Phishing is an attempt of acquiring personal or sensitive information such as credit card information, passwords, etc. by sending an email that appears to be from a legitimate company.
Many people are wise to the typical phishing email; it calls to immediate action, it asks for your password, it’s riddled with spelling and grammatical errors, and comes from a person you don’t recognize.
These telltale signs make the standard phishing email fairly easy to block – in fact 80% of email coming into our gateway is blocked.
Unfortunately, phishing is getting more and more sophisticated and as a result, some of these emails do make it to our inboxes.
Here are a few things we’re doing to tackle this issue:
- We’re continually updating our spam filters.
- We’re blocking emails that appear to come from a Carleton email address but not sent from one of our approved servers.
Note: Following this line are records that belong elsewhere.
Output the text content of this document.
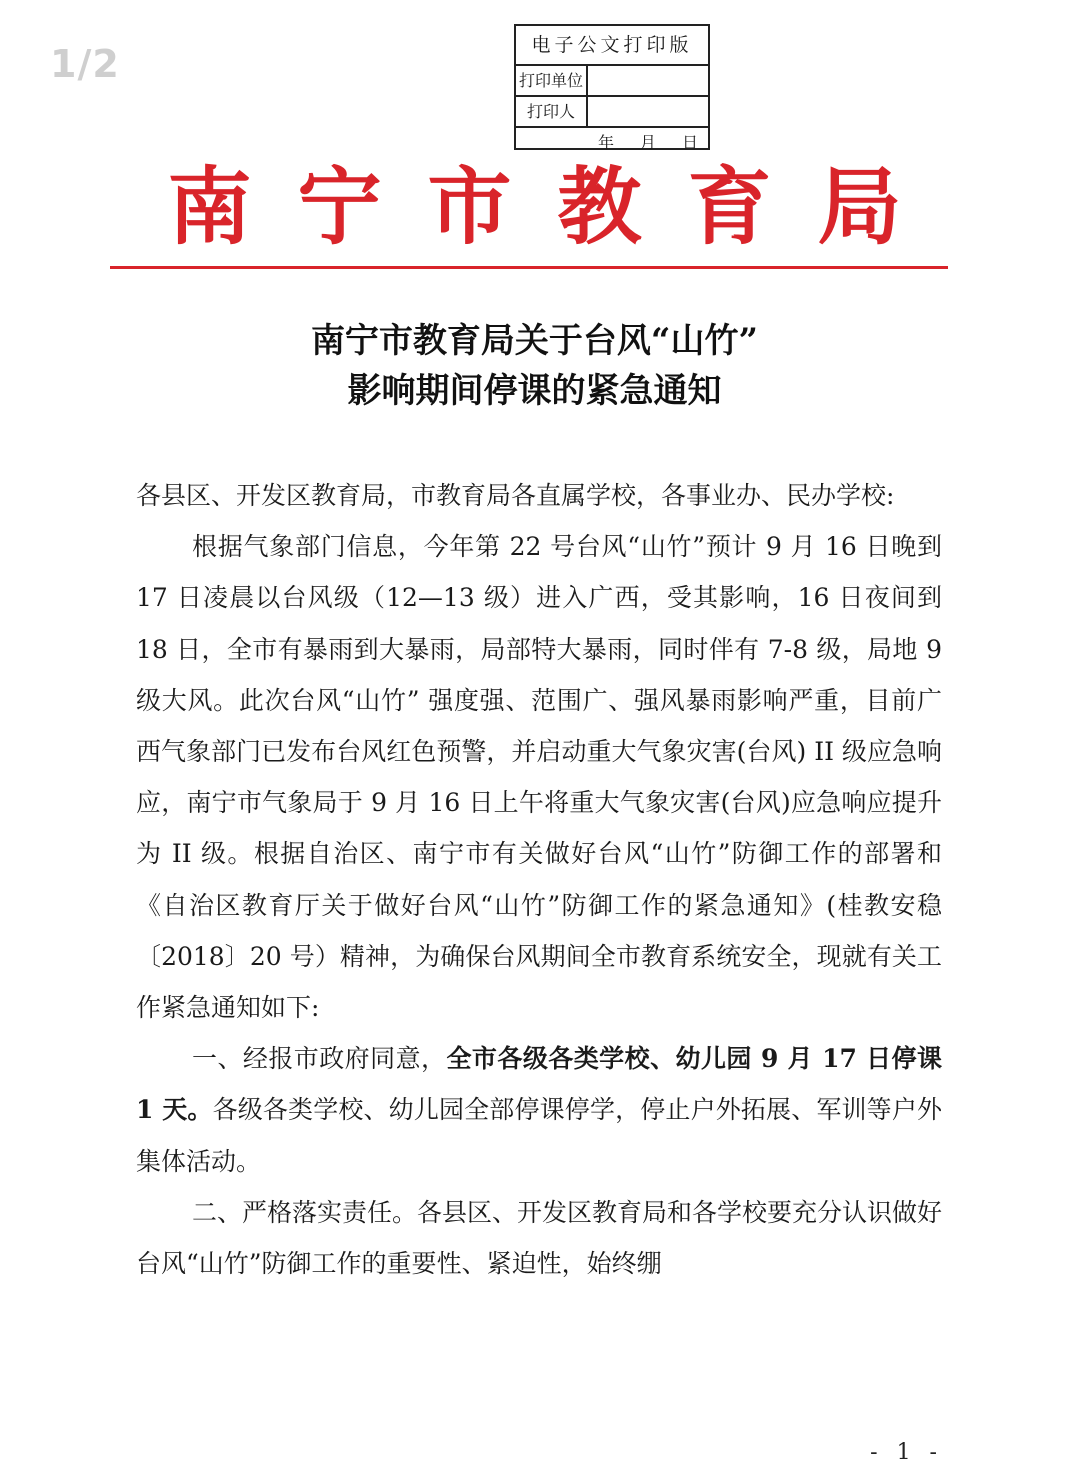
1/2	电子公文打印版
打印单位
打印人
年 月 日
南宁市教育局
南宁市教育局关于台风“山竹”
影响期间停课的紧急通知

各县区、开发区教育局，市教育局各直属学校，各事业办、民办学校:

根据气象部门信息，今年第 22 号台风“山竹”预计 9 月 16 日晚到 17 日凌晨以台风级（12—13 级）进入广西，受其影响，16 日夜间到 18 日，全市有暴雨到大暴雨，局部特大暴雨，同时伴有 7-8 级，局地 9 级大风。此次台风“山竹” 强度强、范围广、强风暴雨影响严重，目前广西气象部门已发布台风红色预警，并启动重大气象灾害(台风) II 级应急响应，南宁市气象局于 9 月 16 日上午将重大气象灾害(台风)应急响应提升为 II 级。根据自治区、南宁市有关做好台风“山竹”防御工作的部署和《自治区教育厅关于做好台风“山竹”防御工作的紧急通知》(桂教安稳〔2018〕20 号）精神，为确保台风期间全市教育系统安全，现就有关工作紧急通知如下:

一、经报市政府同意，全市各级各类学校、幼儿园 9 月 17 日停课 1 天。各级各类学校、幼儿园全部停课停学，停止户外拓展、军训等户外集体活动。

二、严格落实责任。各县区、开发区教育局和各学校要充分认识做好台风“山竹”防御工作的重要性、紧迫性，始终绷

- 1 -
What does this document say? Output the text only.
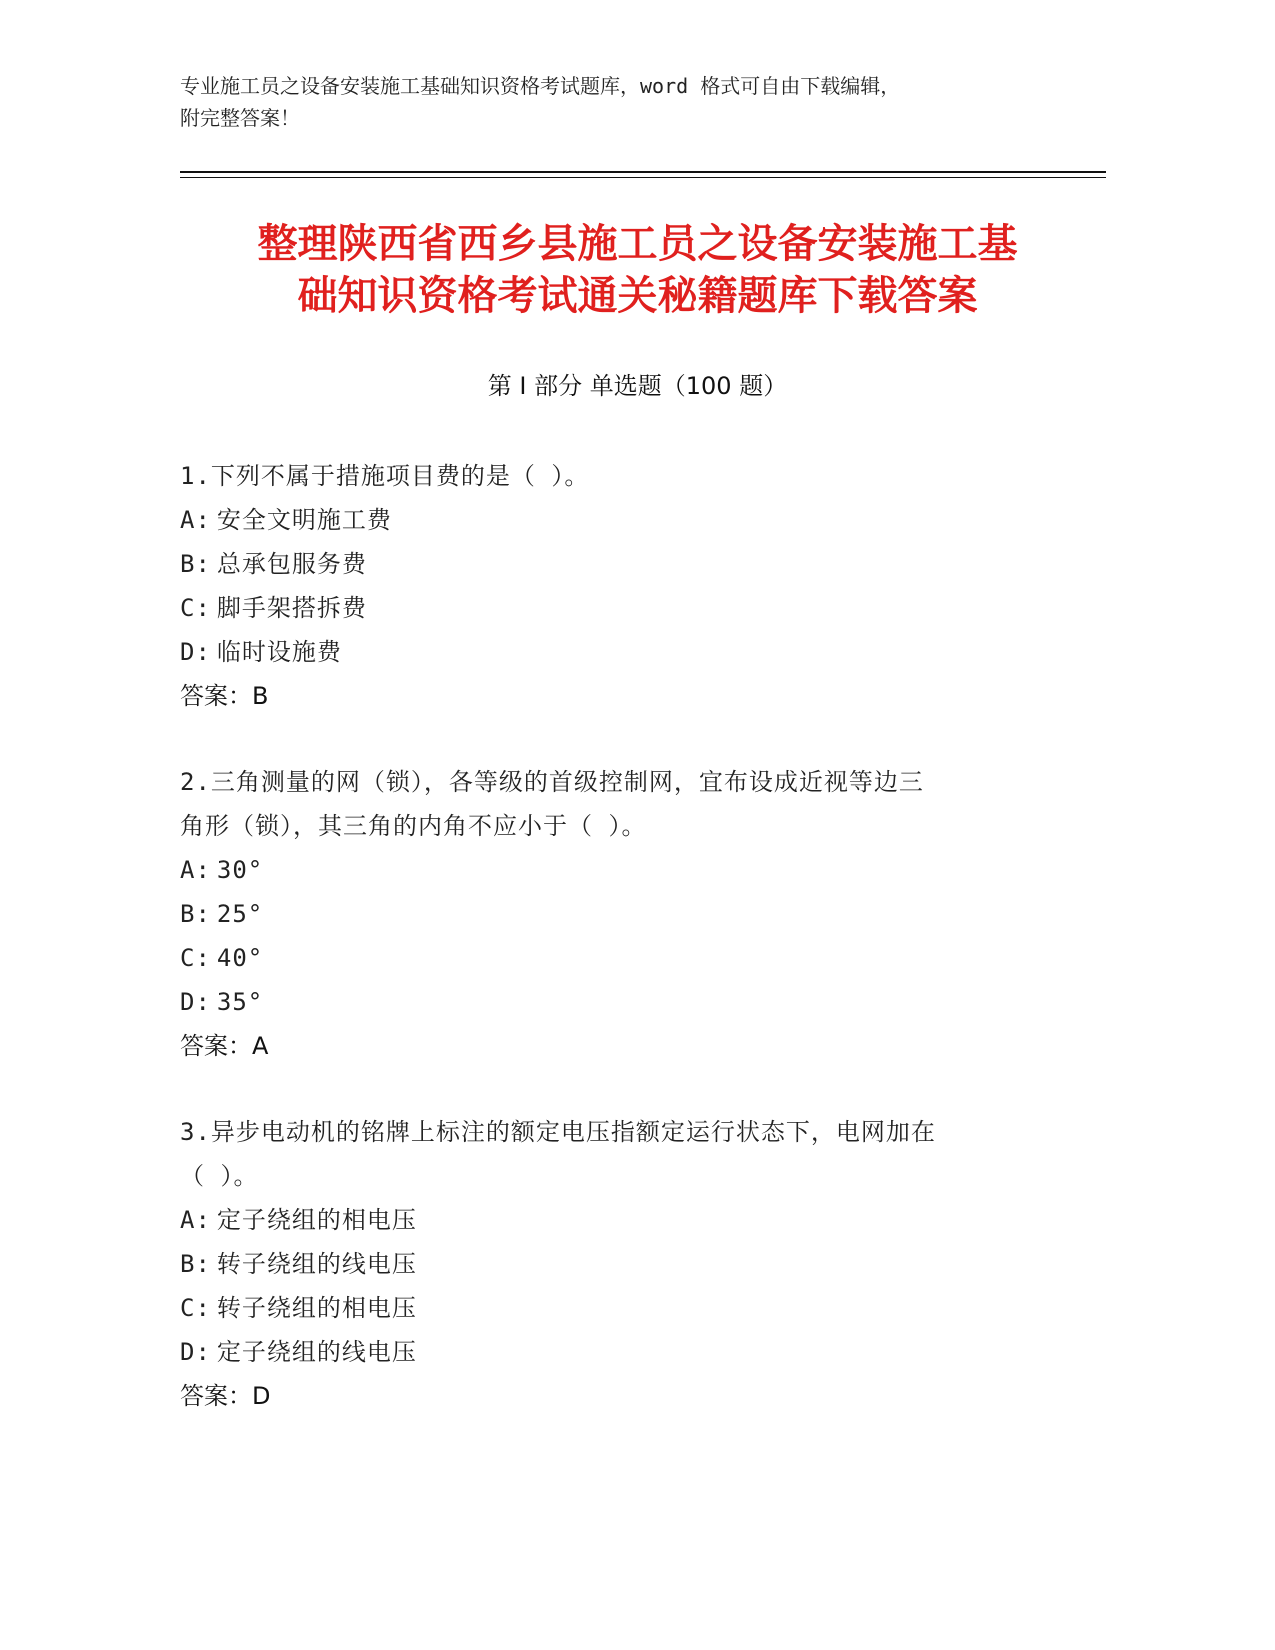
专业施工员之设备安装施工基础知识资格考试题库，word 格式可自由下载编辑，

附完整答案！

整理陕西省西乡县施工员之设备安装施工基

础知识资格考试通关秘籍题库下载答案

第 I 部分 单选题（100 题）

1.下列不属于措施项目费的是（ ）。

A: 安全文明施工费

B: 总承包服务费

C: 脚手架搭拆费

D: 临时设施费

答案：B

2.三角测量的网（锁），各等级的首级控制网，宜布设成近视等边三

角形（锁），其三角的内角不应小于（ ）。

A: 30°

B: 25°

C: 40°

D: 35°

答案：A

3.异步电动机的铭牌上标注的额定电压指额定运行状态下，电网加在

（ ）。

A: 定子绕组的相电压

B: 转子绕组的线电压

C: 转子绕组的相电压

D: 定子绕组的线电压

答案：D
Emails that will come through our gateway on a non approved server will get a high spam score and most likely be flagged as spam.
- We’re looking at testing options for tagging emails as external and noting when there is an external message with a URL. The purpose behind this is to give a heads up to you that the email you’re receiving is coming from a server external to Carleton and could be spam.
The last two activities will catch some of the more sophisticated phishing attempts and reduce the chances of an illegitimate email masquerading as a Carleton employees exchange account.
Here in ITS we will continue to fight the good fight against phishing emails, but your assistance would be extremely valuable in the fight! Don’t take the bait; if you receive an email that you’re not sure is legitimate, here’s what you can do:
- hover over the senders email to confirm the address matches the senders name, if they don’t match, delete the email
- hover over any links to see where they point to before clicking
- never reply to an email with your password or click on a link to provide your credentials
- forward the email along to firstname.lastname@example.org or contact the ITS Service Desk at email@example.com.
Remember, ITS will never ask you for your password!